Background: Pulmonary arterial hypertension (PAH) leads to a lethal right heart failure (RHF), effective treatment for which has not been established. Inducible nitric oxide synthase (iNOS) is thought to be associated with the pathogenesis of heart failure. Inflammatory cytokines, which are increased in RHF, are known to induce iNOS expression in cardiac fibroblasts. We previously demonstrated that the mRNA expression of periostin, a matricellular protein, was upregulated in right ventricles (RVs) of monocrotaline (MCT)-induced PAH model rats. In the present study, we investigated the effects of periostin on iNOS expression in right ventricular fibroblasts isolated from PAH model rats. Methods: MCT (60 mg/kg) was injected intraperitoneally to 4-week-old male Wistar rats. Two weeks after the MCT-injection, cardiac fibroblasts were enzymatically isolated from RVs using a modified Langendorff apparatus. A soluble form of recombinant rat periostin protein was produced by Escherichia coli . The right ventricular fibroblasts (RVFs) were stimulated with a recombinant rat periostin (10-1000 ng/ml, 30 min-24 h). The expression of iNOS and activation of extracellular signal-regulated kinase (ERK) 1/2 and c-jun N-terminal kinase (JNK) were investigated by Western blotting. Results: Periostin (1000 ng/ml, 24 h) significantly increased iNOS (3.9 ± 0.6-fold, P <0.01, n=4) but not eNOS in RVFs. Periostin (1000 ng/ml, 30 min) increased phosphorylation of ERK1/2 (4.0 ± 2.3-fold, n=3) and JNK (13.2 ± 2.7-fold, P <0.05, n=3) in RVFs.
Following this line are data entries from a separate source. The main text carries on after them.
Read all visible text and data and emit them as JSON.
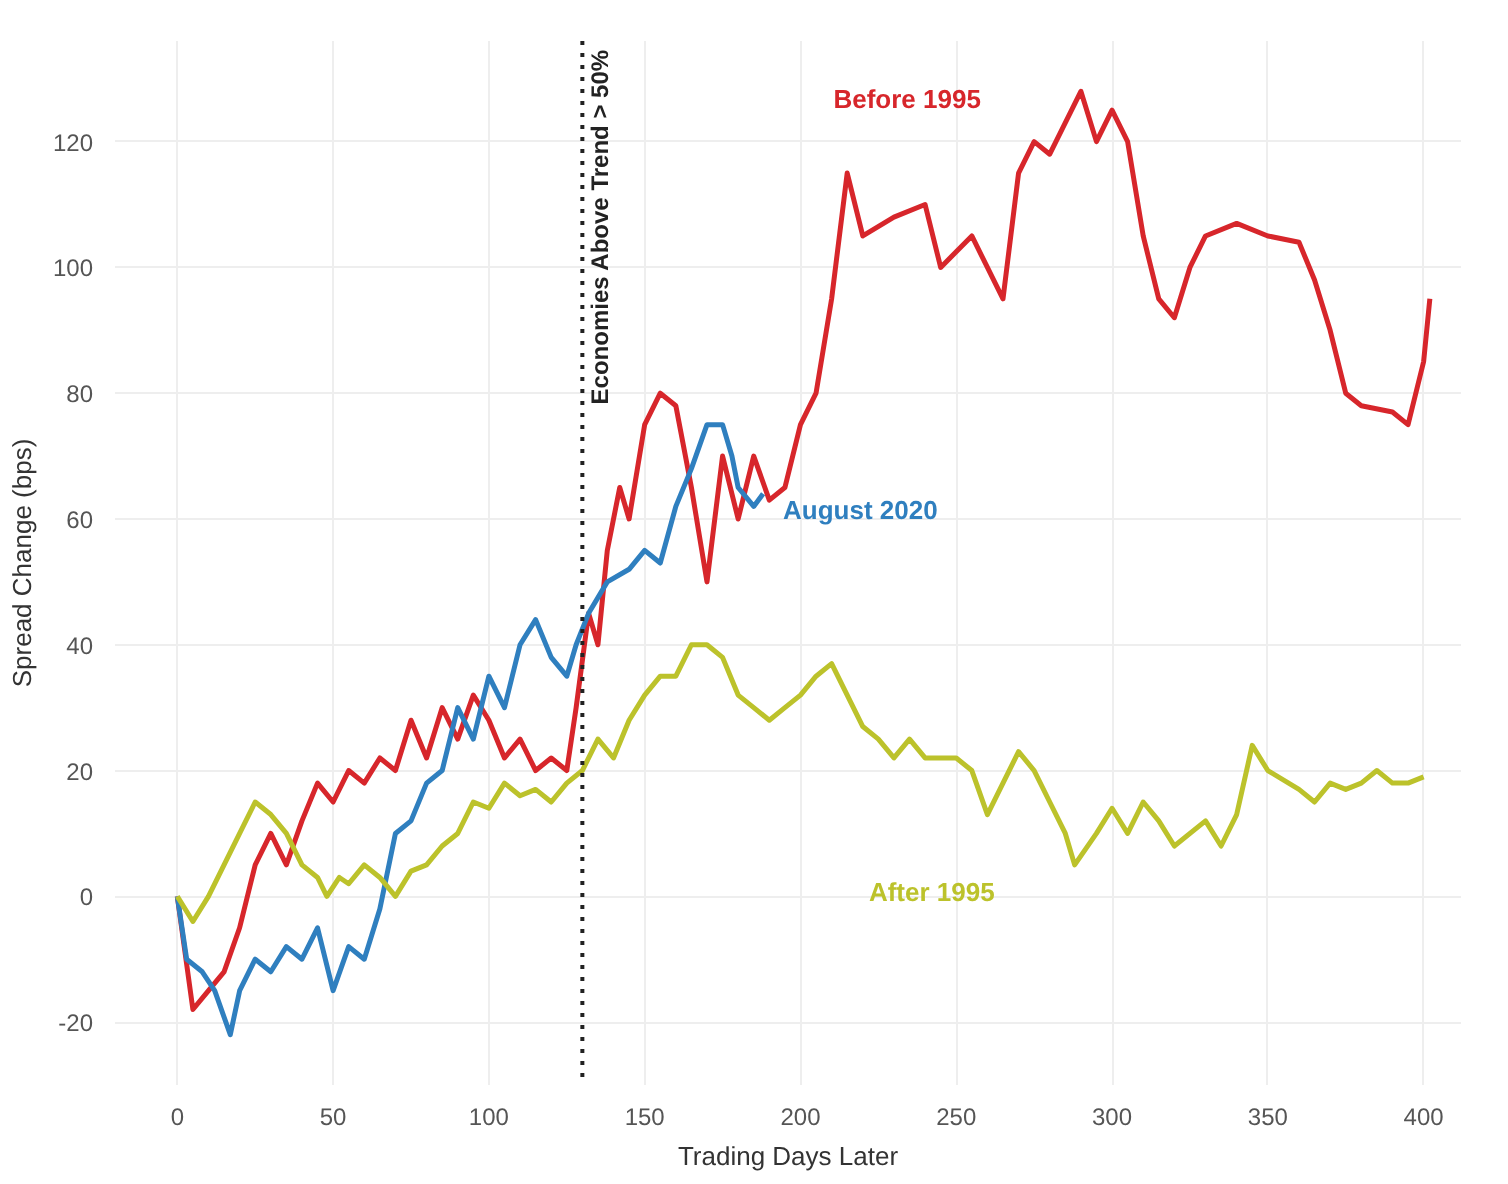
{
  "chart_data": {
    "type": "line",
    "xlabel": "Trading Days Later",
    "ylabel": "Spread Change (bps)",
    "xlim": [
      -20,
      412
    ],
    "ylim": [
      -30,
      136
    ],
    "xticks": [
      0,
      50,
      100,
      150,
      200,
      250,
      300,
      350,
      400
    ],
    "yticks": [
      -20,
      0,
      20,
      40,
      60,
      80,
      100,
      120
    ],
    "grid": true,
    "legend": false,
    "marker": "none",
    "line_style": "solid",
    "ref_lines": [
      {
        "axis": "x",
        "value": 130,
        "label": "Economies Above Trend > 50%",
        "color": "#222222",
        "line_style": "dotted"
      }
    ],
    "series": [
      {
        "name": "Before 1995",
        "color": "#d7262b",
        "x": [
          0,
          5,
          10,
          15,
          20,
          25,
          30,
          35,
          40,
          45,
          50,
          55,
          60,
          65,
          70,
          75,
          80,
          85,
          90,
          95,
          100,
          105,
          110,
          115,
          120,
          125,
          128,
          132,
          135,
          138,
          142,
          145,
          150,
          155,
          160,
          165,
          170,
          175,
          180,
          185,
          190,
          195,
          200,
          205,
          210,
          215,
          220,
          230,
          240,
          245,
          255,
          260,
          265,
          270,
          275,
          280,
          290,
          295,
          300,
          305,
          310,
          315,
          320,
          325,
          330,
          340,
          350,
          360,
          365,
          370,
          375,
          380,
          390,
          395,
          400,
          402
        ],
        "values": [
          0,
          -18,
          -15,
          -12,
          -5,
          5,
          10,
          5,
          12,
          18,
          15,
          20,
          18,
          22,
          20,
          28,
          22,
          30,
          25,
          32,
          28,
          22,
          25,
          20,
          22,
          20,
          30,
          45,
          40,
          55,
          65,
          60,
          75,
          80,
          78,
          65,
          50,
          70,
          60,
          70,
          63,
          65,
          75,
          80,
          95,
          115,
          105,
          108,
          110,
          100,
          105,
          100,
          95,
          115,
          120,
          118,
          128,
          120,
          125,
          120,
          105,
          95,
          92,
          100,
          105,
          107,
          105,
          104,
          98,
          90,
          80,
          78,
          77,
          75,
          85,
          95
        ]
      },
      {
        "name": "August 2020",
        "color": "#2f7fbf",
        "x": [
          0,
          3,
          8,
          12,
          17,
          20,
          25,
          30,
          35,
          40,
          45,
          50,
          55,
          60,
          65,
          70,
          75,
          80,
          85,
          90,
          95,
          100,
          105,
          110,
          115,
          120,
          125,
          128,
          132,
          138,
          145,
          150,
          155,
          160,
          165,
          170,
          175,
          178,
          180,
          185,
          188
        ],
        "values": [
          0,
          -10,
          -12,
          -15,
          -22,
          -15,
          -10,
          -12,
          -8,
          -10,
          -5,
          -15,
          -8,
          -10,
          -2,
          10,
          12,
          18,
          20,
          30,
          25,
          35,
          30,
          40,
          44,
          38,
          35,
          40,
          45,
          50,
          52,
          55,
          53,
          62,
          68,
          75,
          75,
          70,
          65,
          62,
          64
        ]
      },
      {
        "name": "After 1995",
        "color": "#bcc22b",
        "x": [
          0,
          5,
          10,
          15,
          20,
          25,
          30,
          35,
          40,
          45,
          48,
          52,
          55,
          60,
          65,
          70,
          75,
          80,
          85,
          90,
          95,
          100,
          105,
          110,
          115,
          120,
          125,
          130,
          135,
          140,
          145,
          150,
          155,
          160,
          165,
          170,
          175,
          180,
          185,
          190,
          195,
          200,
          205,
          210,
          215,
          220,
          225,
          230,
          235,
          240,
          250,
          255,
          260,
          265,
          270,
          275,
          280,
          285,
          288,
          295,
          300,
          305,
          310,
          315,
          320,
          330,
          335,
          340,
          345,
          350,
          360,
          365,
          370,
          375,
          380,
          385,
          390,
          395,
          400
        ],
        "values": [
          0,
          -4,
          0,
          5,
          10,
          15,
          13,
          10,
          5,
          3,
          0,
          3,
          2,
          5,
          3,
          0,
          4,
          5,
          8,
          10,
          15,
          14,
          18,
          16,
          17,
          15,
          18,
          20,
          25,
          22,
          28,
          32,
          35,
          35,
          40,
          40,
          38,
          32,
          30,
          28,
          30,
          32,
          35,
          37,
          32,
          27,
          25,
          22,
          25,
          22,
          22,
          20,
          13,
          18,
          23,
          20,
          15,
          10,
          5,
          10,
          14,
          10,
          15,
          12,
          8,
          12,
          8,
          13,
          24,
          20,
          17,
          15,
          18,
          17,
          18,
          20,
          18,
          18,
          19
        ]
      }
    ]
  }
}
An ERK pathway inhibitor, PD98059 (10 μM) or JNK inhibitor, SP600125 (30 μM) almost completely suppressed the periostin-induced iNOS expression (PD98059, P <0.01; SP600125, P <0.05, n=3). Conclusion: We for the first time demonstrated that periostin increases iNOS expression via the activation of ERK and JNK in RVFs isolated from PAH model rats. It is suggested that inflammatory reaction mediated by periostin might be a novel target for treatment of PAH-induced RHF.